A nadie incomodó el esfuerzo de hace unos años por instalar un risible “Tren de los Pueblos Libres”. Pero cuando el presidente argentino Julio Argentino Roca y su par chileno Federico Errázuriz se reunieron en febrero de 1898 en el Estrecho de Magallanes, esto provocó seguramente gran consternación en las principales capitales del mundo. El Canal de Panamá sería inaugurado recién en 1914 y un acuerdo entre Argentina y Chile hubiera significado no sólo que el Cono Sur controlara el pasaje del Atlántico al Pacífico, sino posiblemente también el dominio sobre la Antártida, la última gran reserva de agua dulce y el gran motivo por el cual el Reino Unido se aferra a las Islas Malvinas. Cuando el barón de Rio Branco y fundador de Itamaratí tomó el tema en Brasil, se instaló en la política regional el “Triángulo ABC”. A partir de ese momento, todo gobierno sucesivo que se animara a reflotar la idea terminaría muerto o depuesto por un golpe de Estado.
La guerra en Ucrania nos ha ayudado a despertar del letargo en el que habíamos caído.

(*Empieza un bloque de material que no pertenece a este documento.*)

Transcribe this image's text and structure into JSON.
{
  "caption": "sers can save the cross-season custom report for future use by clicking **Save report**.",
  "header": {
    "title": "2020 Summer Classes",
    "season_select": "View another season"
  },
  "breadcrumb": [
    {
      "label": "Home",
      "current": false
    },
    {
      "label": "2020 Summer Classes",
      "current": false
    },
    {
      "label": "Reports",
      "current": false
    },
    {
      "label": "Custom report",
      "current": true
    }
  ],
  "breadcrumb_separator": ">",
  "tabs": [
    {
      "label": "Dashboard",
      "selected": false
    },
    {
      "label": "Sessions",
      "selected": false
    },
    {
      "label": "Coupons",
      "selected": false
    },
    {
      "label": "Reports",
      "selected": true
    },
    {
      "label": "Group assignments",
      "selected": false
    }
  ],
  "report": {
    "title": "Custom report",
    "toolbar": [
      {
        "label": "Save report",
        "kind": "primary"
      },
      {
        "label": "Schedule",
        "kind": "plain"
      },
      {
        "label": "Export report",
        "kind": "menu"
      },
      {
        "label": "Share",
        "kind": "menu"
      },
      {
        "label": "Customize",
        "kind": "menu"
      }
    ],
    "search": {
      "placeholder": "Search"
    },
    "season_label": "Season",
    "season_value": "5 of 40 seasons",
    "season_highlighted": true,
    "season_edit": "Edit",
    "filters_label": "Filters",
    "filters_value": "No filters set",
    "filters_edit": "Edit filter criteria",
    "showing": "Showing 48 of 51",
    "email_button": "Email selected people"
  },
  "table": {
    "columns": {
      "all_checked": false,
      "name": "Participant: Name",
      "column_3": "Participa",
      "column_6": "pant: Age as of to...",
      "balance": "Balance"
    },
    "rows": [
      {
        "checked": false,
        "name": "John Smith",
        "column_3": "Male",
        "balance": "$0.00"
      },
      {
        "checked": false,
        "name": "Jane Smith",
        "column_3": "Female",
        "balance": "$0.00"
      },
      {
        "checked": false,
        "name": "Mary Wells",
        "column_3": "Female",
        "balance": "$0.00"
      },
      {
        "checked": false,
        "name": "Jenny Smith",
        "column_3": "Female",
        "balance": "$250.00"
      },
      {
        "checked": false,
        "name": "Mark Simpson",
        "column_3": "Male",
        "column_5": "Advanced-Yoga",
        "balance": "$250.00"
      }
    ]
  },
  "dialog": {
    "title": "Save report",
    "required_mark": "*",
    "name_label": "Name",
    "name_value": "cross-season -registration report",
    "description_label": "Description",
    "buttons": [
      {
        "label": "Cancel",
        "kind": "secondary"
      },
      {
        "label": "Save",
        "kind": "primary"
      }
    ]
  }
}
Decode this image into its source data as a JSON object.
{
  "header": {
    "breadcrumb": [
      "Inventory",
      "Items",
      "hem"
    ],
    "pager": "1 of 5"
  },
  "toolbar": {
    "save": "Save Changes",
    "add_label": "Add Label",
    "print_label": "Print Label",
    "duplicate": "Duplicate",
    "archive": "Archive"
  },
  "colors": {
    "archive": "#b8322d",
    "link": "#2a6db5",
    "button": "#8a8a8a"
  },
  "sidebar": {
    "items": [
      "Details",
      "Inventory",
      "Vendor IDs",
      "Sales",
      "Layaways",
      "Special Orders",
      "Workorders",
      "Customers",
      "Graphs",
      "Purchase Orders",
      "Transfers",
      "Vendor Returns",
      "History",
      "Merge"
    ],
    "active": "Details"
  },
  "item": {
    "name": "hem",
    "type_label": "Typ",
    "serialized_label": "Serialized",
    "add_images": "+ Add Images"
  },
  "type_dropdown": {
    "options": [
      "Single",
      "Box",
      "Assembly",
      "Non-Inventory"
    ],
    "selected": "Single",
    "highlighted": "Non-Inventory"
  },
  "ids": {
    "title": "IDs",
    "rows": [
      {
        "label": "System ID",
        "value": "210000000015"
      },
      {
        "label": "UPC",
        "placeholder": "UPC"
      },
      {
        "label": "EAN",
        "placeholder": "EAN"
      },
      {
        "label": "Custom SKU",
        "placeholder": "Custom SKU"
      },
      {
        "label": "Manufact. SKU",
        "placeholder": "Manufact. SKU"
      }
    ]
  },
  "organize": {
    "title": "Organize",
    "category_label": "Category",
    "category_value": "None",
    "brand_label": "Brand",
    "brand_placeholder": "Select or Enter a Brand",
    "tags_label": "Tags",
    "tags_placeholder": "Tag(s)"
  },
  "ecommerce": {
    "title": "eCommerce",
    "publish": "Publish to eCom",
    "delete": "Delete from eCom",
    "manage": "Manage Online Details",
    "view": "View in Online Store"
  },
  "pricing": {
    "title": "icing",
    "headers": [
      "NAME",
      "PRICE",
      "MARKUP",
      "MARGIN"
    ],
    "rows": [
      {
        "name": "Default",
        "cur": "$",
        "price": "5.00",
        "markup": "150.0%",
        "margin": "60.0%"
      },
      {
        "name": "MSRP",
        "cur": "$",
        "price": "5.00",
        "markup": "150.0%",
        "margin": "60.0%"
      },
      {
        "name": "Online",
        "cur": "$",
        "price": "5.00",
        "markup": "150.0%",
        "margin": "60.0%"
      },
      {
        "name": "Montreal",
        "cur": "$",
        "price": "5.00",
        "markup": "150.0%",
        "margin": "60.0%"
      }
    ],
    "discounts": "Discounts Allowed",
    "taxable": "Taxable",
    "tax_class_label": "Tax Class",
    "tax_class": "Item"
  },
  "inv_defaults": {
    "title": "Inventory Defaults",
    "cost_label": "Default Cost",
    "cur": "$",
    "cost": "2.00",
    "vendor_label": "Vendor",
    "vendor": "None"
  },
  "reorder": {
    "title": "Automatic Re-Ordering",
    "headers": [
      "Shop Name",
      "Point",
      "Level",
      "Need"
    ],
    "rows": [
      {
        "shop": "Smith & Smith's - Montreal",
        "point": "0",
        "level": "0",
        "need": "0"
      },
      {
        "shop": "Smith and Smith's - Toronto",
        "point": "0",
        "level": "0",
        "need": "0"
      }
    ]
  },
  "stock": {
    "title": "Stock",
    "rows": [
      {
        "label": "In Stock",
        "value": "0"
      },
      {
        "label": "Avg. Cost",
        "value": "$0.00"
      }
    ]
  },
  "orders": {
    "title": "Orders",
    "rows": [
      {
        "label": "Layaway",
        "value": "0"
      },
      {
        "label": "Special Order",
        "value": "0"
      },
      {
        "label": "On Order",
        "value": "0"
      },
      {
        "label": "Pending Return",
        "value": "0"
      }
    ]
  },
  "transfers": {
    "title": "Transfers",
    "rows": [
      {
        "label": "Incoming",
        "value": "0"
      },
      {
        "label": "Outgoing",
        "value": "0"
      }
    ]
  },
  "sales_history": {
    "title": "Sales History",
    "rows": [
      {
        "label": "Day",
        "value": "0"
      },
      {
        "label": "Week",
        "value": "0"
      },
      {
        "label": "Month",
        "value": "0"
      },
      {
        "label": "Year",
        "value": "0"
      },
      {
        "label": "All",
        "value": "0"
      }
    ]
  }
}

Observamos algo atónitos a los alemanes corretear por el mundo buscando gas natural, al mismo tiempo que desempolvan sus centrales a carbón; a los franceses, que ya habían logrado convencer a Bruselas de que la energía nuclear es “verde”, entusiasmarse con una nueva oportunidad de vender centrales atómicas. Hasta la azotada España ve en la crisis una oportunidad de restregarle en la cara a los germanos su única regasificadora, construida en la década de los ´60 por un gobierno al cual hoy la historia intenta proscribir sin éxito. La realidad es que no hay sustituto para el gas natural en ningún horizonte cercano.
En este contexto mundial, Uruguay se encuentra frente a la boca del Río Paraná, en medio de la principal región exportadora de alimentos del mundo. La región está sentada encima de enormes reservas de gas natural y dispone de una envidiable infraestructura de energía hidroeléctrica. A esto se agregan reservas de agua fresca que son la envidia del todo el mundo, especialmente de Sillicon Valley, que tiene todo lo que se puede comprar con dinero, salvo agua. Si a esto agregamos que el Mercosur tiene un mercado interno de 300 millones de habitantes, el Cono Sur es, junto con América del Norte, una de las pocas regiones que se puede cerrar y sobrevivir.
Es por ello que desde afuera siempre nos van a colocar todos los anzuelos para dividir al Mercosur, ese imperfecto continuador del proyecto ABC ideado por gigantes como Roca y Rio Branco. Este fue siempre el juego y nuestro país debe estar alerta. La prosperidad de las naciones de la cuenca del Plata pasa por la colaboración y la integración, no por comprar los espejitos de colores que los grandes intereses colocan frente a nuestras narices. No perdamos tiempo soñando con el hidrógeno verde que es una forma más, como la celulosa, de exportar agua. ¿O no nos damos cuenta que estamos abriendo la puerta a que entre gallos y medias noches se empiece a discutir sobre el acuífero guaraní?